Publication Search Results

Now showing 1 - 1 of 1
  • Publication
    Comparación de técnicas basadas en muestreo para solucionar el problema de dos clases desbalanceadas
    (2011-05) Salcedo Villanueva, Milena R.; Quintana Díaz, Julio C.; College of Arts and Sciences - Sciences; Santana Morant, Dámaris; Lorenzo González, Edgardo; Department of Mathematics; Wessel Beaver, Linda
    Nowadays, estimation and evaluation of classification models has increased as an area of research in pattern recognition in data bases. One of the main problems that contribute to performance deterioration of classification methods in relation to data sets occurs when classes are unbalanced, that is one or several classes have sizes significantly bigger than the others.
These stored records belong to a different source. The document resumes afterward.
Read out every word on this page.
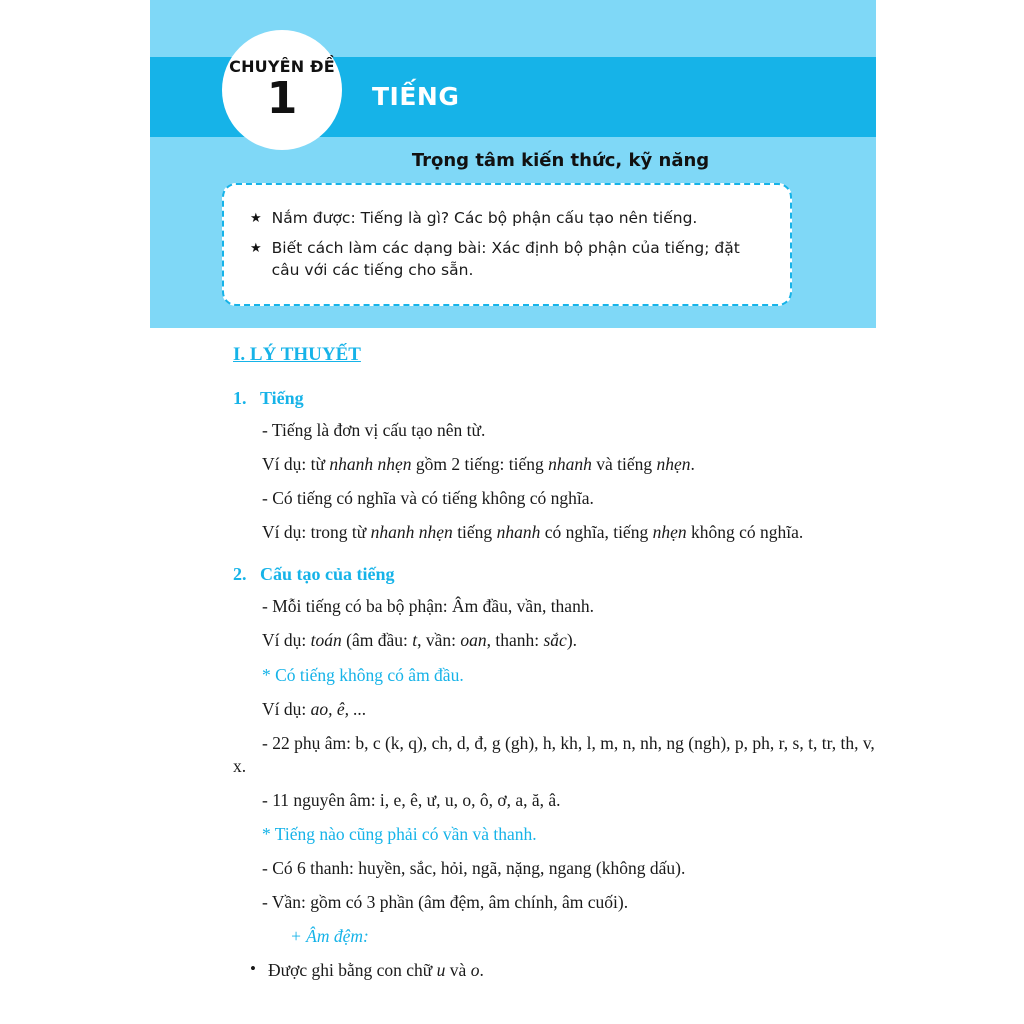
CHUYÊN ĐỀ
1	TIẾNG
Trọng tâm kiến thức, kỹ năng
★ Nắm được: Tiếng là gì? Các bộ phận cấu tạo nên tiếng.
★ Biết cách làm các dạng bài: Xác định bộ phận của tiếng; đặt câu với các tiếng cho sẵn.
I. LÝ THUYẾT
1. Tiếng

- Tiếng là đơn vị cấu tạo nên từ.

Ví dụ: từ nhanh nhẹn gồm 2 tiếng: tiếng nhanh và tiếng nhẹn.

- Có tiếng có nghĩa và có tiếng không có nghĩa.

Ví dụ: trong từ nhanh nhẹn tiếng nhanh có nghĩa, tiếng nhẹn không có nghĩa.

2. Cấu tạo của tiếng

- Mỗi tiếng có ba bộ phận: Âm đầu, vần, thanh.

Ví dụ: toán (âm đầu: t, vần: oan, thanh: sắc).

* Có tiếng không có âm đầu.

Ví dụ: ao, ê, ...

- 22 phụ âm: b, c (k, q), ch, d, đ, g (gh), h, kh, l, m, n, nh, ng (ngh), p, ph, r, s, t, tr, th, v, x.

- 11 nguyên âm: i, e, ê, ư, u, o, ô, ơ, a, ă, â.

* Tiếng nào cũng phải có vần và thanh.

- Có 6 thanh: huyền, sắc, hỏi, ngã, nặng, ngang (không dấu).

- Vần: gồm có 3 phần (âm đệm, âm chính, âm cuối).

+ Âm đệm:

• Được ghi bằng con chữ u và o.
Here particular attention has been given to the case where data are distributed in two unbalanced classes. In this thesis we present a comparative analysis of the effect of the use of sampling techniques to solve the problem of two unbalanced classes. The techniques analyzed were: random oversampling; oversampling “SMOTE” (Synthetic Minority Oversampling Technique); and combinations of oversampling “SMOTE” with the cleaning methods “ENN” (Edited Nearest Neighbor), and “Tomek-Link” (these last techniques also act as undersampling procedures). We evaluated the effects of their implementations on the following classification methods: logistic regression; linear discriminant; k-nearest neighbors; and decision trees. The purpose was to establish which of these methods showed better performance based on the results of the following evaluation metrics: misclassification rate; and the measures of “Noise”, “Silence”, “G” (based on the geometric mean) and “F”. The data sets that we used were: “CRX” and “GERMAN”, located at the webpage of Dr. Edgar Acuña, and the data sets named “EST1” y “EST2”. The combination of the oversampling “SMOTE” technique with the cleaning method ENN applied to these data sets was the most efficient in those cases where unbalanced sizes between two classes were significant.